Spinal Taps For Diagnosing Alzheimer’s Disease?
A new study in the journal Neurology asserts that a spinal tap can accurately detect the development of Alzheimer’s disease before symptoms appear. As quoted in The New Republic, “The unexpected presence of the AD signature in more than one-third of cognitively normal subjects suggests that Alzheimer’s pathology is active and detectable earlier than has heretofore been envisioned.” The “AD signature” is the presence of a protein called beta-amyloid in the spinal fluid. The implication is that people can be accurately diagnosed with Alzheimer’s disease years before they develop symptoms.
This all sounds so neat and clean like genetic testing for neurological diseases such as Huntington’s chorea. As technologies like spinal taps and brain scans become more available outside of research settings, there seems to be increased interest in using them as diagnostic tools. But I feel we are getting ahead of what the data may actually mean. First, a finding of abnormal amyloids does not really mean that one will develop Alzheimer’s disease or become demented. Second, the results of the spinal fluid tests may vary by as much as 30% across different labs indicating a problem with reliability. Third, one often hears that the definitive test for Alzheimer’s disease is autopsy. But this is also not accurate. As many as 25% of elderly people who die and have autopsy studies of their brain have pathological Alzheimer’s disease but do not have memory problems or dementia. Fourth, spinal taps are quite invasive and carry risks that other tests do not. Spinal taps (lumbar puncture) produces headache in about 30% that may start several hours or days after the procedure and last for hours to more than a week. Other risks are for the development of back pain, bleeding, infection, and possible brainstem herniation.

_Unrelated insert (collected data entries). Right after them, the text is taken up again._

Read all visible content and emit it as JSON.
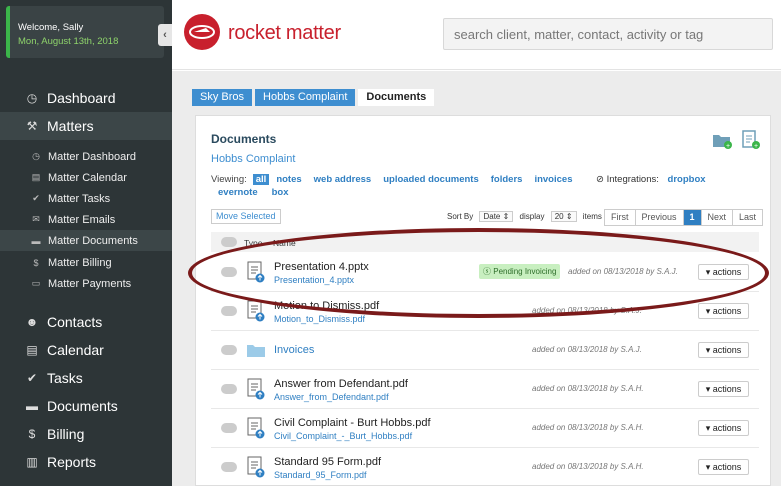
{
  "sidebar": {
    "welcome": "Welcome, Sally",
    "date": "Mon, August 13th, 2018",
    "collapse_glyph": "‹",
    "dashboard": "Dashboard",
    "matters": "Matters",
    "sub": [
      "Matter Dashboard",
      "Matter Calendar",
      "Matter Tasks",
      "Matter Emails",
      "Matter Documents",
      "Matter Billing",
      "Matter Payments"
    ],
    "contacts": "Contacts",
    "calendar": "Calendar",
    "tasks": "Tasks",
    "documents": "Documents",
    "billing": "Billing",
    "reports": "Reports"
  },
  "header": {
    "logo_text": "rocket matter",
    "search_placeholder": "search client, matter, contact, activity or tag"
  },
  "breadcrumb": [
    "Sky Bros",
    "Hobbs Complaint",
    "Documents"
  ],
  "panel": {
    "title": "Documents",
    "matter": "Hobbs Complaint",
    "viewing_label": "Viewing:",
    "filters": [
      "all",
      "notes",
      "web address",
      "uploaded documents",
      "folders",
      "invoices"
    ],
    "integrations_label": "Integrations:",
    "integrations": [
      "dropbox",
      "evernote",
      "box"
    ],
    "move_selected": "Move Selected",
    "sort_by": "Sort By",
    "sort_value": "Date",
    "display": "display",
    "display_value": "20",
    "items": "items",
    "pager": [
      "First",
      "Previous",
      "1",
      "Next",
      "Last"
    ],
    "col_type": "Type",
    "col_name": "Name",
    "actions_label": "actions"
  },
  "rows": [
    {
      "name": "Presentation 4.pptx",
      "link": "Presentation_4.pptx",
      "badge": "Pending Invoicing",
      "added": "added on 08/13/2018 by S.A.J."
    },
    {
      "name": "Motion to Dismiss.pdf",
      "link": "Motion_to_Dismiss.pdf",
      "added": "added on 08/13/2018 by S.A.J."
    },
    {
      "folder": "Invoices",
      "added": "added on 08/13/2018 by S.A.J."
    },
    {
      "name": "Answer from Defendant.pdf",
      "link": "Answer_from_Defendant.pdf",
      "added": "added on 08/13/2018 by S.A.H."
    },
    {
      "name": "Civil Complaint - Burt Hobbs.pdf",
      "link": "Civil_Complaint_-_Burt_Hobbs.pdf",
      "added": "added on 08/13/2018 by S.A.H."
    },
    {
      "name": "Standard 95 Form.pdf",
      "link": "Standard_95_Form.pdf",
      "added": "added on 08/13/2018 by S.A.H."
    }
  ],
  "colors": {
    "brand": "#c8202d",
    "accent": "#3e8ed0",
    "sidebar": "#2d3537",
    "highlight_oval": "#7a1a1a"
  }
}
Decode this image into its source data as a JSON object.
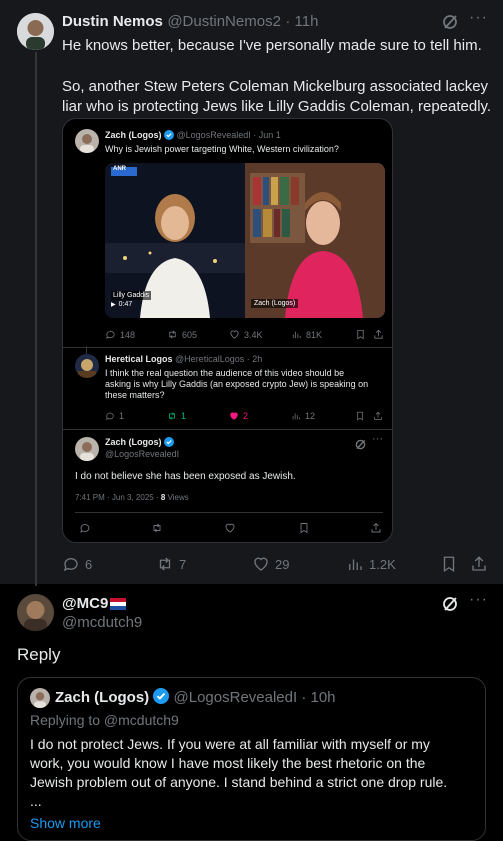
{
  "top_post": {
    "name": "Dustin Nemos",
    "handle": "@DustinNemos2",
    "time": "· 11h",
    "line1": "He knows better, because I've personally made sure to tell him.",
    "line2": "So, another Stew Peters Coleman Mickelburg associated lackey",
    "line3": "liar who is protecting Jews like Lilly Gaddis Coleman, repeatedly.",
    "actions": {
      "replies": "6",
      "reposts": "7",
      "likes": "29",
      "views": "1.2K"
    }
  },
  "quoted_thread": {
    "post1": {
      "name": "Zach (Logos)",
      "handle": "@LogosRevealedI",
      "time": "· Jun 1",
      "text": "Why is Jewish power targeting White, Western civilization?",
      "video": {
        "left_label": "Lilly Gaddis",
        "time": "0:47",
        "right_label": "Zach (Logos)",
        "brand": "ANR"
      },
      "actions": {
        "replies": "148",
        "reposts": "605",
        "likes": "3.4K",
        "views": "81K"
      }
    },
    "post2": {
      "name": "Heretical Logos",
      "handle": "@HereticalLogos",
      "time": "· 2h",
      "line1": "I think the real question the audience of this video should be",
      "line2": "asking is why Lilly Gaddis (an exposed crypto Jew) is speaking on",
      "line3": "these matters?",
      "actions": {
        "replies": "1",
        "reposts": "1",
        "likes": "2",
        "views": "12"
      }
    },
    "post3": {
      "name": "Zach (Logos)",
      "handle": "@LogosRevealedI",
      "text": "I do not believe she has been exposed as Jewish.",
      "timestamp": "7:41 PM · Jun 3, 2025 ·",
      "views_count": "8",
      "views_label": "Views"
    }
  },
  "reply_post": {
    "name": "@MC9",
    "handle": "@mcdutch9",
    "text": "Reply",
    "quote": {
      "name": "Zach (Logos)",
      "handle": "@LogosRevealedI",
      "time": "· 10h",
      "replying_to": "Replying to @mcdutch9",
      "line1": "I do not protect Jews. If you were at all familiar with myself or my",
      "line2": "work, you would know I have most likely the best rhetoric on the",
      "line3": "Jewish problem out of anyone. I stand behind a strict one drop rule.",
      "line4": "...",
      "show_more": "Show more"
    }
  },
  "colors": {
    "accent": "#1d9bf0",
    "like_pink": "#f91880",
    "repost_green": "#00ba7c",
    "muted": "#71767b",
    "background": "#000000",
    "top_post_bg": "#16181c"
  }
}
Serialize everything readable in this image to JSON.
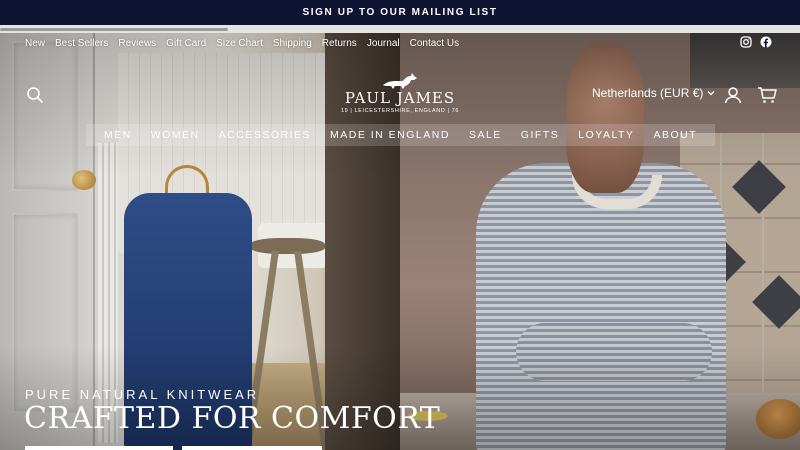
{
  "announcement": {
    "text": "SIGN UP TO OUR MAILING LIST"
  },
  "utility_nav": [
    "New",
    "Best Sellers",
    "Reviews",
    "Gift Card",
    "Size Chart",
    "Shipping",
    "Returns",
    "Journal",
    "Contact Us"
  ],
  "social": {
    "instagram_icon": "instagram-icon",
    "facebook_icon": "facebook-icon"
  },
  "header": {
    "brand_name": "PAUL JAMES",
    "brand_tagline": "19 | LEICESTERSHIRE, ENGLAND | 76",
    "currency": "Netherlands (EUR €)"
  },
  "main_nav": [
    "MEN",
    "WOMEN",
    "ACCESSORIES",
    "MADE IN ENGLAND",
    "SALE",
    "GIFTS",
    "LOYALTY",
    "ABOUT"
  ],
  "hero": {
    "subtitle": "PURE NATURAL KNITWEAR",
    "title": "CRAFTED FOR COMFORT"
  },
  "colors": {
    "announcement_bg": "#0f1433",
    "text": "#ffffff"
  }
}
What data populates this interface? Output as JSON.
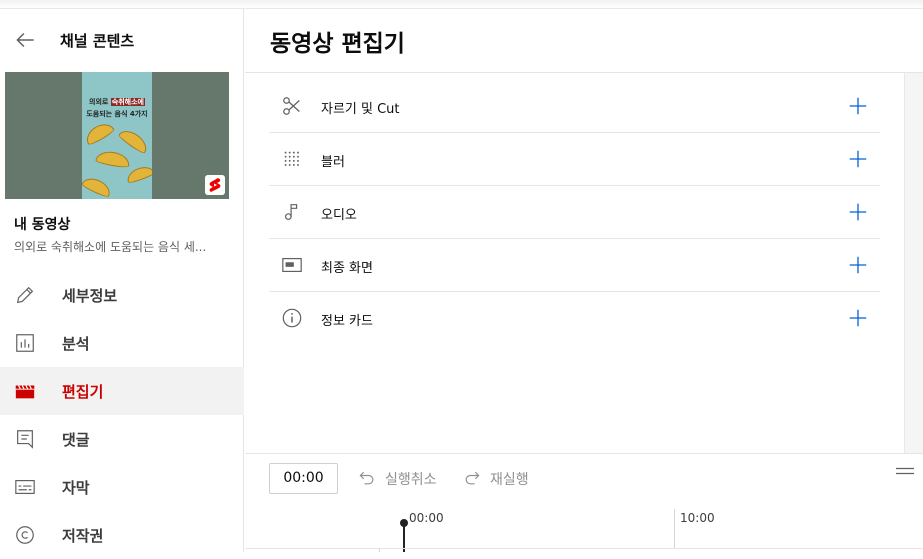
{
  "sidebar": {
    "title": "채널 콘텐츠",
    "thumbnail": {
      "overlay_line1_prefix": "의외로",
      "overlay_line1_highlight": "숙취해소에",
      "overlay_line2": "도움되는 음식 4가지"
    },
    "video_heading": "내 동영상",
    "video_description": "의외로 숙취해소에 도움되는 음식 세...",
    "items": [
      {
        "label": "세부정보",
        "icon": "pencil-icon"
      },
      {
        "label": "분석",
        "icon": "analytics-icon"
      },
      {
        "label": "편집기",
        "icon": "clapperboard-icon",
        "active": true
      },
      {
        "label": "댓글",
        "icon": "comment-icon"
      },
      {
        "label": "자막",
        "icon": "subtitles-icon"
      },
      {
        "label": "저작권",
        "icon": "copyright-icon"
      }
    ]
  },
  "main": {
    "title": "동영상 편집기",
    "tools": [
      {
        "label": "자르기 및 Cut",
        "icon": "scissors-icon"
      },
      {
        "label": "블러",
        "icon": "blur-icon"
      },
      {
        "label": "오디오",
        "icon": "music-note-icon"
      },
      {
        "label": "최종 화면",
        "icon": "end-screen-icon"
      },
      {
        "label": "정보 카드",
        "icon": "info-icon"
      }
    ]
  },
  "timeline": {
    "current_time": "00:00",
    "undo_label": "실행취소",
    "redo_label": "재실행",
    "ruler": [
      "00:00",
      "10:00"
    ]
  },
  "colors": {
    "accent_red": "#cc0000",
    "add_icon_blue": "#065fd4",
    "active_bg": "#f2f2f2"
  }
}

I am all for continued efforts to seek diagnosis and proactive treatments for Alzheimer’s disease. However, spinal taps need to remain in research labs and clinical trials for now. For those who seek my counsel, I would suggest caution. The risks are too great and the useful information provided is too limited and unreliable for clinical purposes. The best clinical plan for diagnosis of memory disorders requires a good medical history (which requires time and informants such as family members who know you well), a work up for treatable causes of memory loss (blood work and imaging study), careful and rigorous memory and cognitive tests rather than screenings, and someone to spend the time to help you and family members understand the results and work out a treatment plan. The bottom line: having amyloid in the brain or being tested positive for Apolipoprotein E4 does not mean you will develop either Alzheimer’s disease or dementia.